Alberto Pradilla
Alberto Pradilla

A Rajoy le gusta «que los planes salgan bien»

Mariano Rajoy, presidente español, y Hannibal Smith, el líder del «Equipo A», tienen al menos dos elementos en común: ambos disfrutan fumándose un buen habano y a los dos, en su papel de dirigentes, «les gusta que los planes salgan bien». El detalle del cigarro fue lo único que faltó en la más que complaciente entrevista que Carmen Lomana realizó al actual inquilino de la Moncloa hace un par de días. En ella, además de vaticinar la inocencia de la infanta Cristina (que tiemble la hija del Borbón si termina en el mismo lugar Luis Bárcenas, el último por el que el jefe del PP puso su mano en el fuego), Rajoy afirmó que «tiene un plan» para Catalunya. Al contrario de lo que siempre le ocurría al mercenario de furgoneta negra, no parece probable que sus previsiones lleguen a buen puerto en el Principat. No al menos con la misma facilidad con la que MA Barracus se deshacía de los esbirros enemigos. 
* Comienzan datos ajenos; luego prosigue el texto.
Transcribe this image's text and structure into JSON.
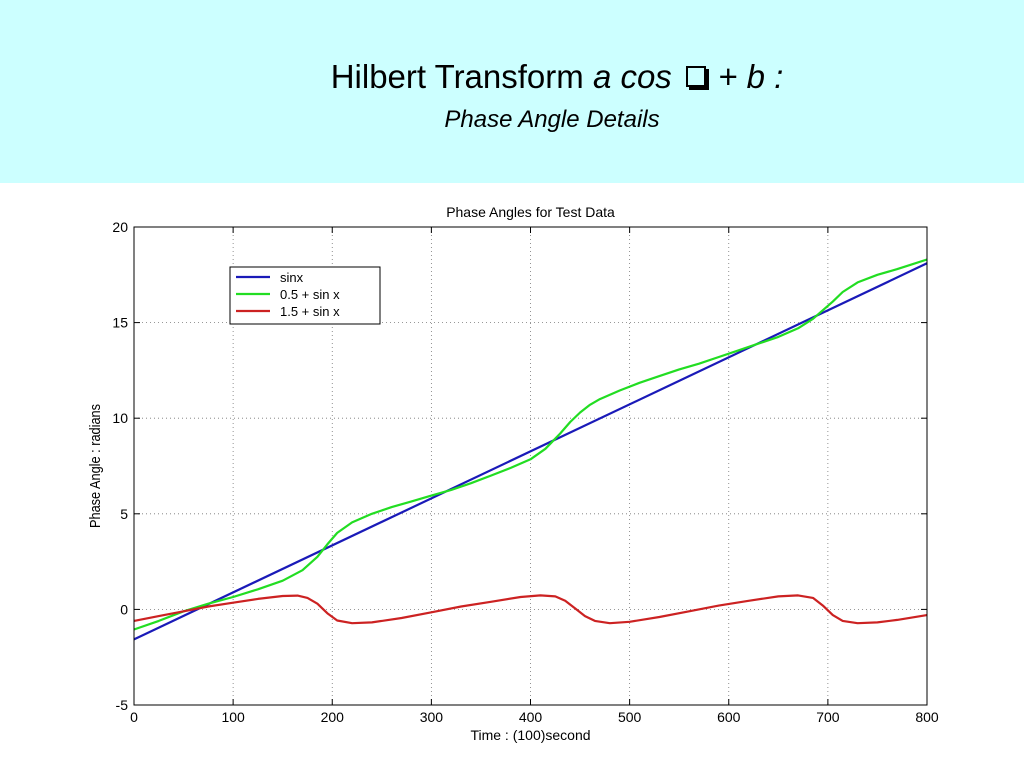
{
  "slide": {
    "title_main": "Hilbert Transform ",
    "title_expr_a": "a cos ",
    "title_expr_b": " + b ",
    "title_colon": ":",
    "subtitle": "Phase Angle Details"
  },
  "colors": {
    "banner": "#ccffff",
    "sinx": "#1a1ab8",
    "half": "#22dd22",
    "onehalf": "#cc2222"
  },
  "chart_data": {
    "type": "line",
    "title": "Phase Angles for Test Data",
    "xlabel": "Time : (100)second",
    "ylabel": "Phase Angle : radians",
    "xlim": [
      0,
      800
    ],
    "ylim": [
      -5,
      20
    ],
    "xticks": [
      0,
      100,
      200,
      300,
      400,
      500,
      600,
      700,
      800
    ],
    "yticks": [
      -5,
      0,
      5,
      10,
      15,
      20
    ],
    "grid": true,
    "legend_position": "top-left",
    "series": [
      {
        "name": "sinx",
        "color": "#1a1ab8",
        "x": [
          0,
          800
        ],
        "y": [
          -1.57,
          18.1
        ]
      },
      {
        "name": "0.5 + sin x",
        "color": "#22dd22",
        "x": [
          0,
          25,
          50,
          75,
          100,
          125,
          150,
          170,
          185,
          195,
          205,
          220,
          240,
          260,
          280,
          300,
          320,
          340,
          360,
          380,
          400,
          415,
          430,
          440,
          450,
          460,
          470,
          490,
          510,
          530,
          550,
          570,
          590,
          610,
          630,
          650,
          670,
          685,
          695,
          705,
          715,
          730,
          750,
          770,
          785,
          800
        ],
        "y": [
          -1.05,
          -0.6,
          -0.1,
          0.3,
          0.65,
          1.05,
          1.5,
          2.05,
          2.75,
          3.4,
          4.0,
          4.55,
          5.0,
          5.35,
          5.65,
          5.95,
          6.25,
          6.6,
          7.0,
          7.4,
          7.85,
          8.4,
          9.2,
          9.8,
          10.3,
          10.7,
          11.0,
          11.45,
          11.85,
          12.2,
          12.55,
          12.85,
          13.2,
          13.55,
          13.9,
          14.25,
          14.7,
          15.2,
          15.65,
          16.1,
          16.6,
          17.1,
          17.5,
          17.8,
          18.05,
          18.3
        ]
      },
      {
        "name": "1.5 + sin x",
        "color": "#cc2222",
        "x": [
          0,
          25,
          50,
          75,
          100,
          125,
          150,
          165,
          175,
          185,
          195,
          205,
          220,
          240,
          270,
          300,
          330,
          360,
          390,
          410,
          425,
          435,
          445,
          455,
          465,
          480,
          500,
          530,
          560,
          590,
          620,
          650,
          670,
          685,
          695,
          705,
          715,
          730,
          750,
          770,
          800
        ],
        "y": [
          -0.6,
          -0.35,
          -0.1,
          0.15,
          0.35,
          0.55,
          0.7,
          0.72,
          0.6,
          0.3,
          -0.2,
          -0.58,
          -0.72,
          -0.68,
          -0.45,
          -0.15,
          0.15,
          0.4,
          0.65,
          0.73,
          0.68,
          0.45,
          0.05,
          -0.35,
          -0.6,
          -0.72,
          -0.65,
          -0.4,
          -0.1,
          0.2,
          0.45,
          0.68,
          0.73,
          0.6,
          0.2,
          -0.3,
          -0.6,
          -0.72,
          -0.68,
          -0.55,
          -0.3
        ]
      }
    ]
  }
}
Hasta ahora el parsimonioso dirigente había optado por fumarse un puro y confiar que el devenir de las cosas se acomodase a sus deseos. Sentado en un búnker edificado a base de gruesos tomos de Carta Magna, el político del «todo es mentira, salvo alguna cosa» se convirtió en «don erre que erre» y se atricheró en un único, constitucional y españolísimo mensaje. Hasta que la vía de los hechos parece haberle convencido de que solo un niño puede creer que si cierras los ojos desaparece aquello que tienes alrededor. Así que, tras dar una última calada a su habano, parece que el presidente se ha puesto manos a la obra para contrarrestar lo que todo periodista español que precie calificaría como «desafío independentista» y enviará a sus ministros a la díscola Catalunya para «convencerles» (modo eufemismo ON) de lo bien que les trata la metrópoli.

Su problema está en que su estrategia parece abonada al «sostenella y no enmendalla», al estilo cidcampeadoresco que caracteriza la marca España y que, precisamente, está en el orígen de la abrumadora desafección hacia el Estado desatada en Catalunya. Pero Rajoy parece no verlo. Por si a la mayoría de la sociedad catalana no le irritaba lo suficiente el perenne «no» a la democracia que se proyecta a gritos desde Madrid, el inquilino de la Moncloa ha llegado a la conclusión de que era mejor cantárselo a la cara. Y aquí está la gran disfunción. Porque estoy seguro de que a ningún catalán con sentido común le parecería mal que los unionistas desplegasen el argumentario o los pesos pesados que considerasen oportuno en un proceso democrático en el que independentistas, federalistas, autonomistas o incluso centralistas pudiesen proponer libremente su proyecto político. Para convencer hay que apoyarse en razones. Pero no. La estrategia española, si es que la hay, no se basa en la seducción, sino que el «equipo A» de Rajoy se dedicará a explicar a los catalanes que no son mayores de edad y, por lo tanto, capaces de tomar sus propias decisiones. Lo disfrazarán de estadísticas, de preocupación por el bienestar económico, de «historia  en común», pero lo que subyace detrás es, como siempre, el «Santiago y cierra España» que tanto gusta al bloque del «no». Algo que puede gustar mucho en la caverna madrileña pero no resulta muy eficaz en el Principat. Cuando la gente reclama democracia, no parece razonable sacar a pasear al búnker para decirles, con palmaditas en la espalda o a mamporros, por qué no pueden ejercer su derecho al voto.

Uno de los grandes problemas del Estado español, que son muchos, sigue siendo la democracia. Pero Madrid insiste en no verlo y, en lugar de al estratega Hannibal, parece haber colocado a Murdock al volante del Estado.